For me, writing memoir felt like being in an especially popular restaurant during a Friday night dinner service, packed out and with the kind of harsh interiors that bounce every sound off the walls and floor. I couldn’t hear myself think. Me, my life, the people in it, crowded the book and it was so noisy that I couldn’t think my way clear to a streamlined narrative telling of events.
When I sat down to write, now committed to the novel, I realised I could salvage the first few chapters of the memoir, but the rest would need to be thrown away, and I’d have to build a clear outline from there. I normally don’t care so much about plot, but now I needed one to find my way out of the material’s chaos. I came up with what I call a ‘domino effect’ structure and hung onto the style of writing chapters of roughly equivalent length that could be read in isolation, almost like a series of short stories which, when read in sequence, tipped into the next, like dominoes after they have been stood up and lined up, knocking on one after the other. And of the many themes my memoir had addressed, I selected the most important three to focus on: class, love and sexuality.
It might seem that surely I could’ve done any of these things in memoir too, and I would agree that perhaps one could have. Only, I couldn’t. I wasn’t this kind of a writer … Just as a writer needs to work out their style, perhaps some of us also need to consider what writing genres are best for us.
Tobias McCorkell is the author of the novel Everything in its Right Place (Transit Lounge), the forthcoming monograph Transgressive Fiction (ibidem Press, 2021), and is the editor of a forthcoming anthology on social class in Australia, Cop This Lot (Scribe, 2021).

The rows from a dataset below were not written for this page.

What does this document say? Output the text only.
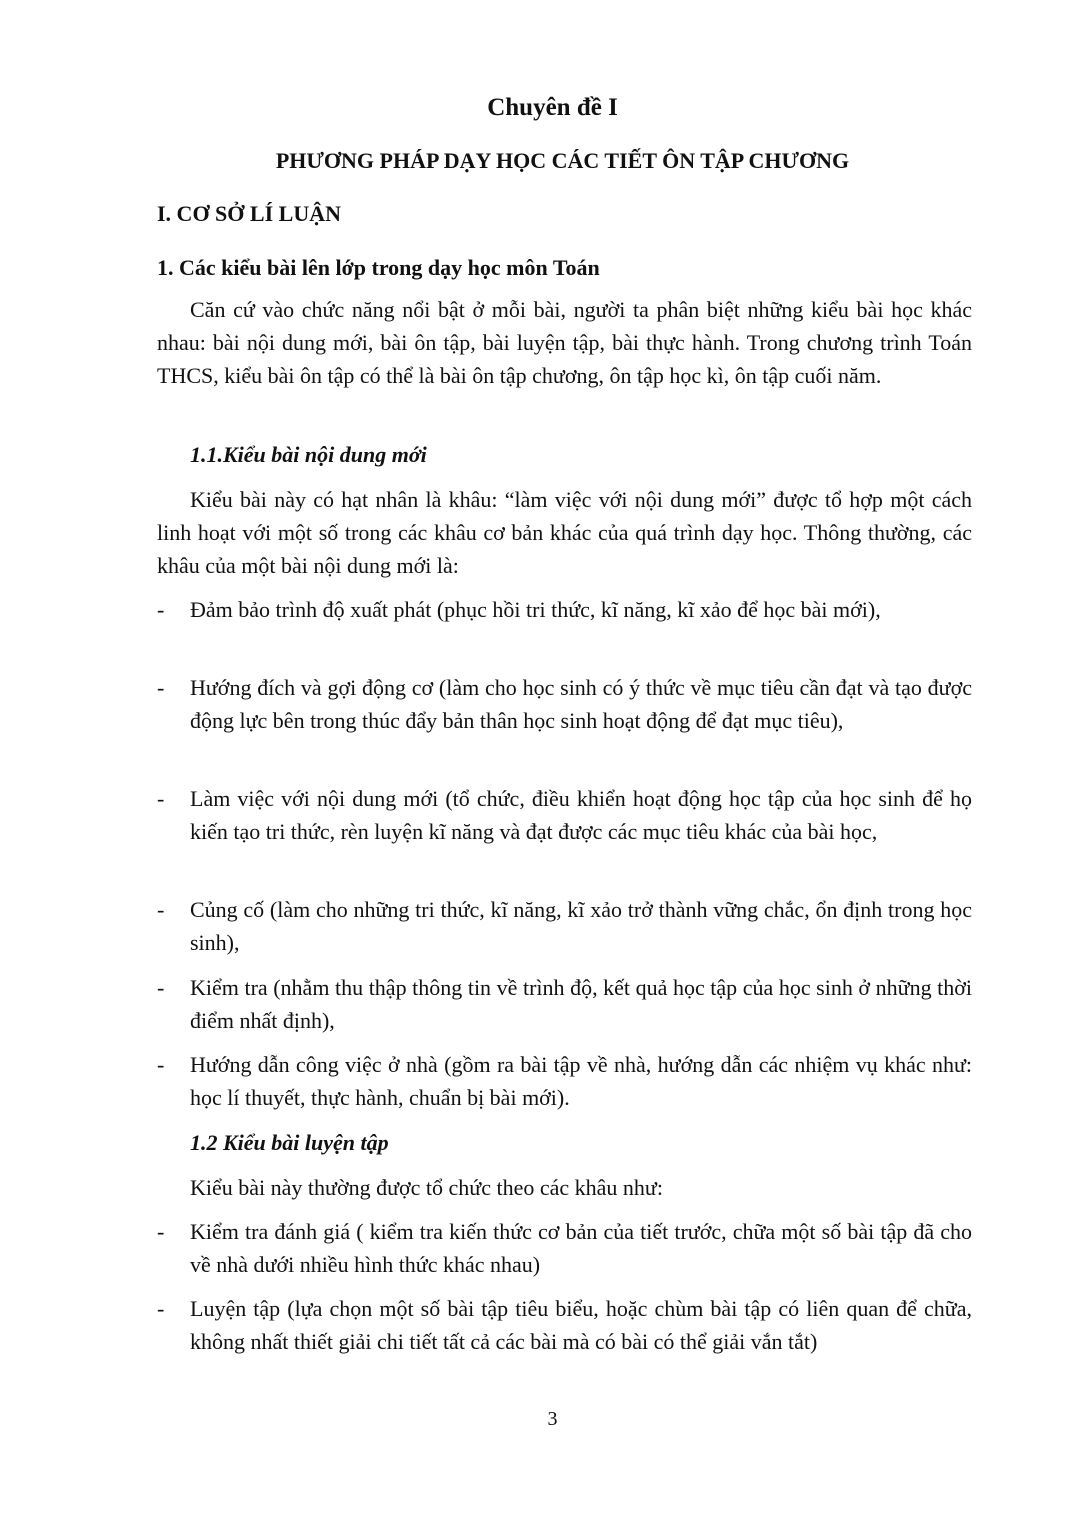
Chuyên đề I

PHƯƠNG PHÁP DẠY HỌC CÁC TIẾT ÔN TẬP CHƯƠNG

I. CƠ SỞ LÍ LUẬN

1. Các kiểu bài lên lớp trong dạy học môn Toán

Căn cứ vào chức năng nổi bật ở mỗi bài, người ta phân biệt những kiểu bài học khác nhau: bài nội dung mới, bài ôn tập, bài luyện tập, bài thực hành. Trong chương trình Toán THCS, kiểu bài ôn tập có thể là bài ôn tập chương, ôn tập học kì, ôn tập cuối năm.

1.1.Kiểu bài nội dung mới

Kiểu bài này có hạt nhân là khâu: “làm việc với nội dung mới” được tổ hợp một cách linh hoạt với một số trong các khâu cơ bản khác của quá trình dạy học. Thông thường, các khâu của một bài nội dung mới là:

- Đảm bảo trình độ xuất phát (phục hồi tri thức, kĩ năng, kĩ xảo để học bài mới),
- Hướng đích và gợi động cơ (làm cho học sinh có ý thức về mục tiêu cần đạt và tạo được động lực bên trong thúc đẩy bản thân học sinh hoạt động để đạt mục tiêu),
- Làm việc với nội dung mới (tổ chức, điều khiển hoạt động học tập của học sinh để họ kiến tạo tri thức, rèn luyện kĩ năng và đạt được các mục tiêu khác của bài học,
- Củng cố (làm cho những tri thức, kĩ năng, kĩ xảo trở thành vững chắc, ổn định trong học sinh),
- Kiểm tra (nhằm thu thập thông tin về trình độ, kết quả học tập của học sinh ở những thời điểm nhất định),
- Hướng dẫn công việc ở nhà (gồm ra bài tập về nhà, hướng dẫn các nhiệm vụ khác như: học lí thuyết, thực hành, chuẩn bị bài mới).

1.2 Kiểu bài luyện tập

Kiểu bài này thường được tổ chức theo các khâu như:

- Kiểm tra đánh giá ( kiểm tra kiến thức cơ bản của tiết trước, chữa một số bài tập đã cho về nhà dưới nhiều hình thức khác nhau)
- Luyện tập (lựa chọn một số bài tập tiêu biểu, hoặc chùm bài tập có liên quan để chữa, không nhất thiết giải chi tiết tất cả các bài mà có bài có thể giải vắn tắt)

3
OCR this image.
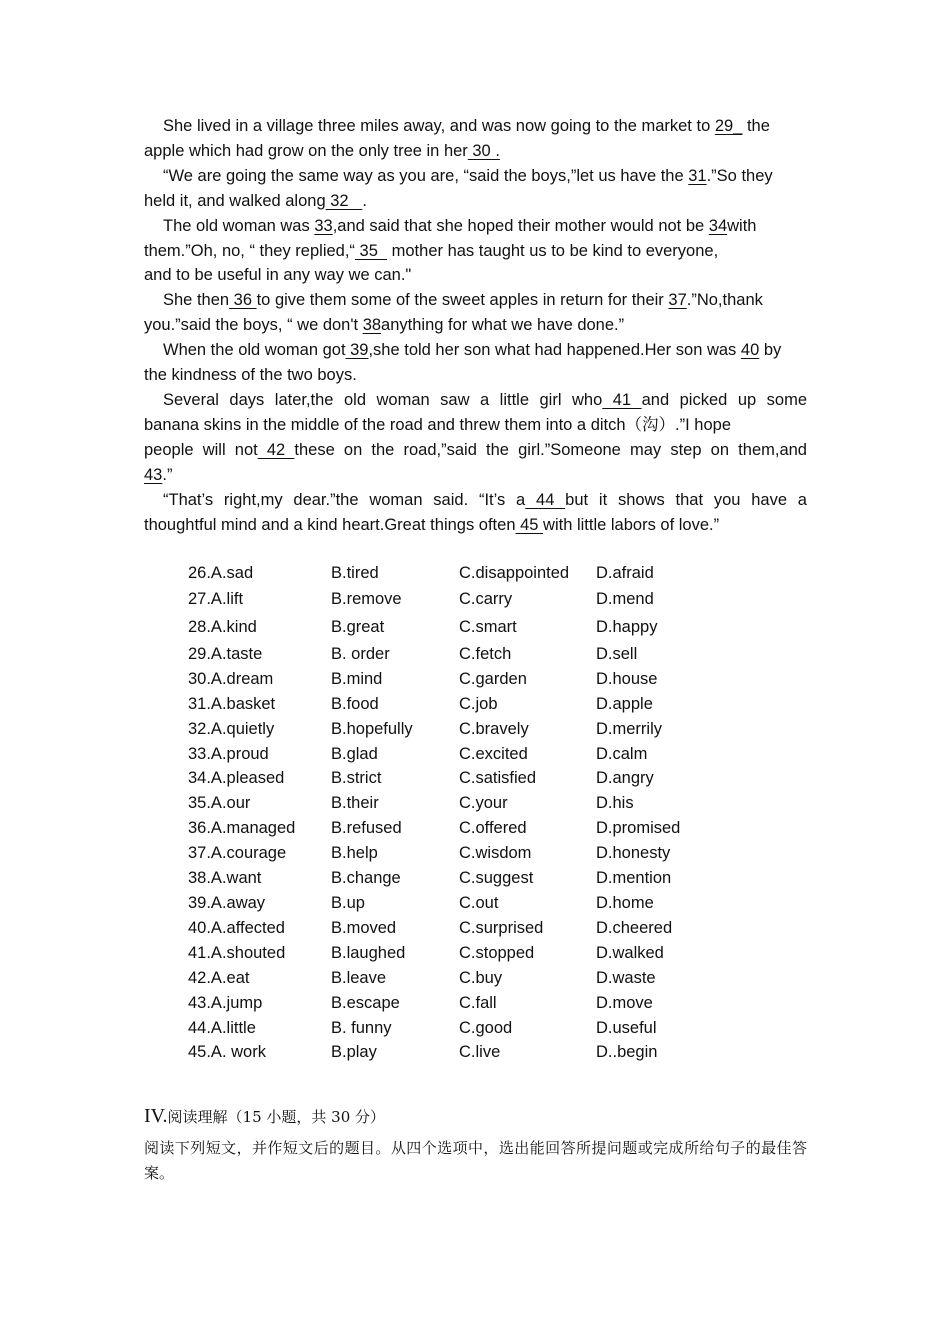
She lived in a village three miles away, and was now going to the market to 29_ the apple which had grow on the only tree in her 30 .

“We are going the same way as you are, “said the boys,”let us have the 31.”So they held it, and walked along 32   .

The old woman was 33,and said that she hoped their mother would not be 34with them.”Oh, no, “ they replied,“ 35   mother has taught us to be kind to everyone,

and to be useful in any way we can."

She then 36 to give them some of the sweet apples in return for their 37.”No,thank you.”said the boys, “ we don't 38anything for what we have done.”

When the old woman got 39,she told her son what had happened.Her son was 40 by the kindness of the two boys.

Several days later,the old woman saw a little girl who 41 and picked up some

banana skins in the middle of the road and threw them into a ditch（沟）.”I hope

people will not 42 these on the road,”said the girl.”Someone may step on them,and

43.”

“That’s right,my dear.”the woman said. “It’s a 44 but it shows that you have a

thoughtful mind and a kind heart.Great things often 45 with little labors of love.”

26.A.sad	B.tired	C.disappointed	D.afraid
27.A.lift	B.remove	C.carry	D.mend
28.A.kind	B.great	C.smart	D.happy
29.A.taste	B. order	C.fetch	D.sell
30.A.dream	B.mind	C.garden	D.house
31.A.basket	B.food	C.job	D.apple
32.A.quietly	B.hopefully	C.bravely	D.merrily
33.A.proud	B.glad	C.excited	D.calm
34.A.pleased	B.strict	C.satisfied	D.angry
35.A.our	B.their	C.your	D.his
36.A.managed	B.refused	C.offered	D.promised
37.A.courage	B.help	C.wisdom	D.honesty
38.A.want	B.change	C.suggest	D.mention
39.A.away	B.up	C.out	D.home
40.A.affected	B.moved	C.surprised	D.cheered
41.A.shouted	B.laughed	C.stopped	D.walked
42.A.eat	B.leave	C.buy	D.waste
43.A.jump	B.escape	C.fall	D.move
44.A.little	B. funny	C.good	D.useful
45.A. work	B.play	C.live	D..begin
IV.阅读理解（15 小题，共 30 分）
阅读下列短文，并作短文后的题目。从四个选项中，选出能回答所提问题或完成所给句子的最佳答案。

Tobias has appeared at the Melbourne Emerging Writer’s Festival and has received a University of Melbourne/Affirm Press Prize for Creative Writing, a Varuna Residency Fellowship and a Leighton Artists Studios Residency at the Banff Centre for Arts and Creativity in Canada. He holds a PhD in Creative Writing from The University of Melbourne.
Susanne Gervay says
Congratulations. I truly understand your journey.
Renate Cowell says
I thoroughly enjoyed reading‘Everything in its right place’.
It captured my imagination and made me laugh out loud several times-one of my tests for a good novel.
I think that the theme of needing to please others came through strongly. I liked your occasional mutiny.
Looking forward to reading more of your writing.